Friendships, Communities, Legacies: Women Writers in Nineteenth-Century Portugal

This talk presents my current research: a manuscript devoted to studying a selection of writing by nineteenth-century Portuguese women writers. Women’s writing in Portugal before 1900 remains understudied and poorly understood. Writing penned by women during this time is little known and generally dismissed as second-rate. After summarizing the discourse that has misguided these discussions, I lay out alternative forms of conceptualizing the literary contributions of Portuguese nineteenth-century female authors by focusing on the ways they theorize and articulate in their writing female friendships, communities of women, and legacies of women readers and writers. I then present brief but exemplifying readings from the work of Maria Browne (1797-1861), Ana Plácido (1831-1895), Guiomar Torresão (1844-1898), and Maria Amália Vaz de Carvalho (1847-1921). Such analyses advance our understanding of these texts and writers obliging us to reconsider and acknowledge their cultural and literary import.

Bio:

Estela Vieira is a scholar of Comparative and Lusophone Studies with special interests in nineteenth-century literature, film, and women writers.

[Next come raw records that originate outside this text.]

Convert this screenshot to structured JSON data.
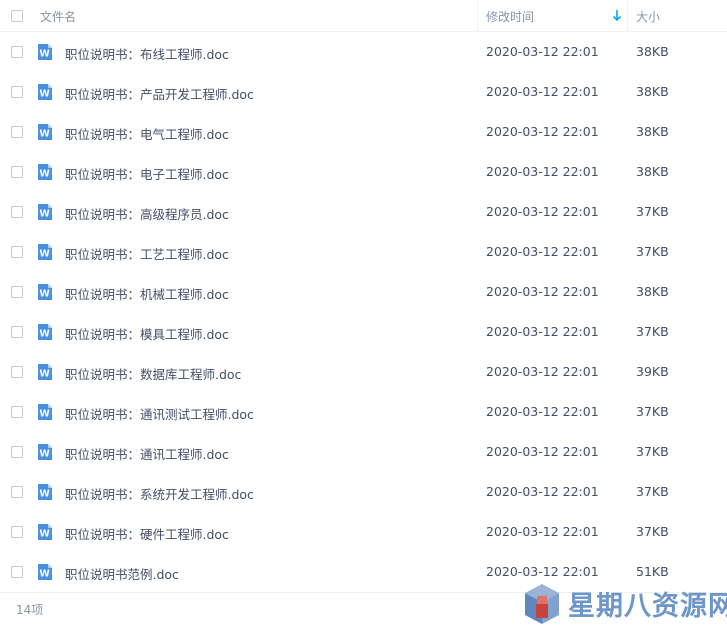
{
  "header": {
    "name_label": "文件名",
    "date_label": "修改时间",
    "size_label": "大小"
  },
  "files": [
    {
      "name": "职位说明书：布线工程师.doc",
      "date": "2020-03-12 22:01",
      "size": "38KB"
    },
    {
      "name": "职位说明书：产品开发工程师.doc",
      "date": "2020-03-12 22:01",
      "size": "38KB"
    },
    {
      "name": "职位说明书：电气工程师.doc",
      "date": "2020-03-12 22:01",
      "size": "38KB"
    },
    {
      "name": "职位说明书：电子工程师.doc",
      "date": "2020-03-12 22:01",
      "size": "38KB"
    },
    {
      "name": "职位说明书：高级程序员.doc",
      "date": "2020-03-12 22:01",
      "size": "37KB"
    },
    {
      "name": "职位说明书：工艺工程师.doc",
      "date": "2020-03-12 22:01",
      "size": "37KB"
    },
    {
      "name": "职位说明书：机械工程师.doc",
      "date": "2020-03-12 22:01",
      "size": "38KB"
    },
    {
      "name": "职位说明书：模具工程师.doc",
      "date": "2020-03-12 22:01",
      "size": "37KB"
    },
    {
      "name": "职位说明书：数据库工程师.doc",
      "date": "2020-03-12 22:01",
      "size": "39KB"
    },
    {
      "name": "职位说明书：通讯测试工程师.doc",
      "date": "2020-03-12 22:01",
      "size": "37KB"
    },
    {
      "name": "职位说明书：通讯工程师.doc",
      "date": "2020-03-12 22:01",
      "size": "37KB"
    },
    {
      "name": "职位说明书：系统开发工程师.doc",
      "date": "2020-03-12 22:01",
      "size": "37KB"
    },
    {
      "name": "职位说明书：硬件工程师.doc",
      "date": "2020-03-12 22:01",
      "size": "37KB"
    },
    {
      "name": "职位说明书范例.doc",
      "date": "2020-03-12 22:01",
      "size": "51KB"
    }
  ],
  "footer": {
    "count_text": "14项"
  },
  "watermark": {
    "text": "星期八资源网"
  },
  "icons": {
    "file": "word-doc-icon",
    "sort": "sort-down-arrow-icon",
    "logo": "cube-logo-icon"
  },
  "colors": {
    "word_blue": "#4a90e2",
    "accent": "#06a7ff",
    "watermark": "#6e96c8"
  }
}
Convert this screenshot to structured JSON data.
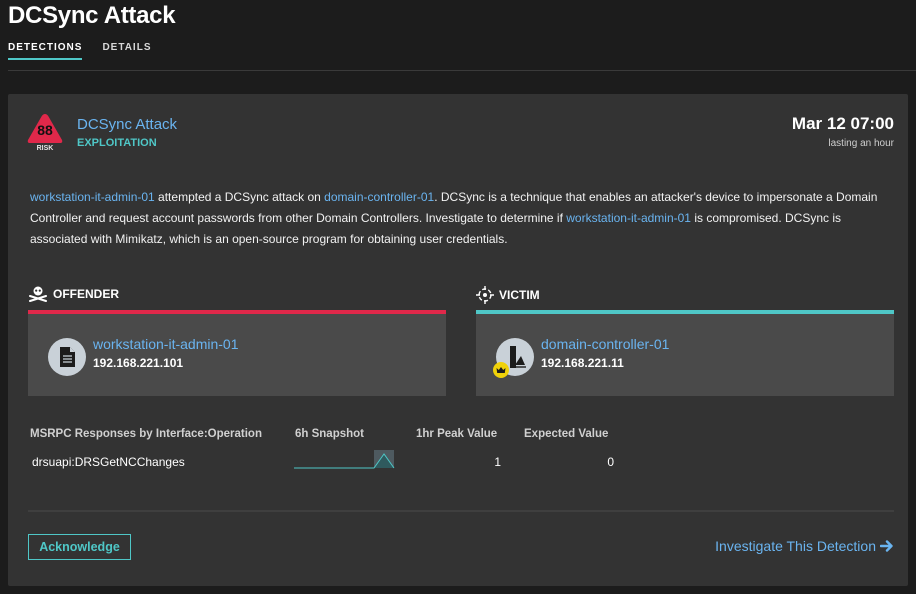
{
  "page": {
    "title": "DCSync Attack",
    "tabs": [
      {
        "label": "DETECTIONS",
        "active": true
      },
      {
        "label": "DETAILS",
        "active": false
      }
    ]
  },
  "detection": {
    "risk_score": "88",
    "risk_label": "RISK",
    "title": "DCSync Attack",
    "category": "EXPLOITATION",
    "time": "Mar 12 07:00",
    "duration": "lasting an hour",
    "description": {
      "offender_link": "workstation-it-admin-01",
      "part1": " attempted a DCSync attack on ",
      "victim_link": "domain-controller-01",
      "part2": ". DCSync is a technique that enables an attacker's device to impersonate a Domain Controller and request account passwords from other Domain Controllers. Investigate to determine if ",
      "offender_link_2": "workstation-it-admin-01",
      "part3": " is compromised. DCSync is associated with Mimikatz, which is an open-source program for obtaining user credentials."
    },
    "offender": {
      "heading": "OFFENDER",
      "icon": "skull-crossbones-icon",
      "device_icon": "document-icon",
      "name": "workstation-it-admin-01",
      "ip": "192.168.221.101"
    },
    "victim": {
      "heading": "VICTIM",
      "icon": "crosshair-icon",
      "device_icon": "domain-controller-icon",
      "badge_icon": "crown-icon",
      "name": "domain-controller-01",
      "ip": "192.168.221.11"
    },
    "metrics": {
      "headers": [
        "MSRPC Responses by Interface:Operation",
        "6h Snapshot",
        "1hr Peak Value",
        "Expected Value"
      ],
      "rows": [
        {
          "operation": "drsuapi:DRSGetNCChanges",
          "peak": "1",
          "expected": "0",
          "snapshot": [
            0,
            0,
            0,
            0,
            0,
            0,
            0,
            0,
            0,
            1,
            0
          ]
        }
      ]
    },
    "actions": {
      "acknowledge": "Acknowledge",
      "investigate": "Investigate This Detection"
    },
    "colors": {
      "accent": "#4fc7c7",
      "link": "#6ab4f0",
      "risk": "#e0284a",
      "crown": "#f0d20a"
    }
  }
}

Her first book, Interiors and Narrative: The Spatial Poetics of Machado de Assis, Eça de Queirós, and Leopoldo Alas (Bucknell University Press, 2013), studied the function and representation of the interior space in realist novels. She is currently working on a manuscript that studies women authors in nineteenth-century Portugal.

Estela Vieira is also interested in film and has published articles on film and literature, political memory and cinema, and Iberian women filmmakers. Her research has focused on nineteenth-century writers, on Portugal’s cultural history, and on comparative approaches to Lusophone and Hispanic studies.